Can we change our revocable trust without an attorney?

Here is a question posed recently on avvo.com.  My answer was chosen as “Best Answer” by the questioner.

Question:  How can my parents change their revocable trust without an attorney?  My parents reside in Wisconsin and have a revocable trust with 3 of 8 children designated to administer the trust.  If they wish to delete 1 of the 3 or replace 1 of them, would they need to go through an attorney?

Answer: It’s probably best to use an attorney to create an amendment to the trust – it shouldn’t be expensive at all if they are making simple changes like altering the named successor trustees.

To do it themselves, they would make a new document, entitled “First [or second, or third] Amendment to the John and Jane Doe Trust”, identify themselves, identify the trust, cite and quote the language in the trust granting them the right to modify, cite the section being modified, include the newly re-written section, and sign and notarize the document with all the formalities necessary for a trust in their state. Then they should create a Certificate of Trust as appropriate in their state.

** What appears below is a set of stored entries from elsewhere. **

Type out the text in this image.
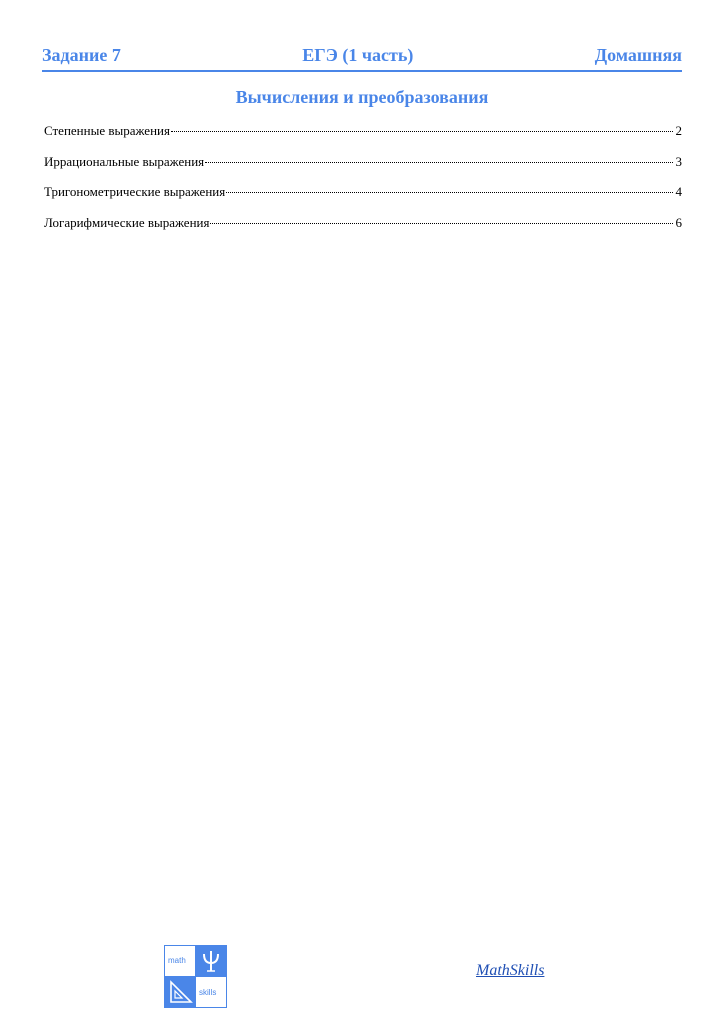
Задание 7	ЕГЭ (1 часть)	Домашняя
Вычисления и преобразования
Степенные выражения	2
Иррациональные выражения	3
Тригонометрические выражения	4
Логарифмические выражения	6
math
skills
MathSkills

As you can see, it requires a certain familiarity with trust drafting. Considering the amount of money at issue in a trust, it’s well worth your parent’s money to spend $100 to $300 to have a professional do the work for them.

- Daniel K. Printz, Esq.

Steve Fromm, Esq., then noted: The prior attorney is right on point here. You do not want to jeopardize the validity of a trust by trying to undertake this task without a lawyer. The costs here are minimal versus the things that could go wrong.  (Thanks, Steve!)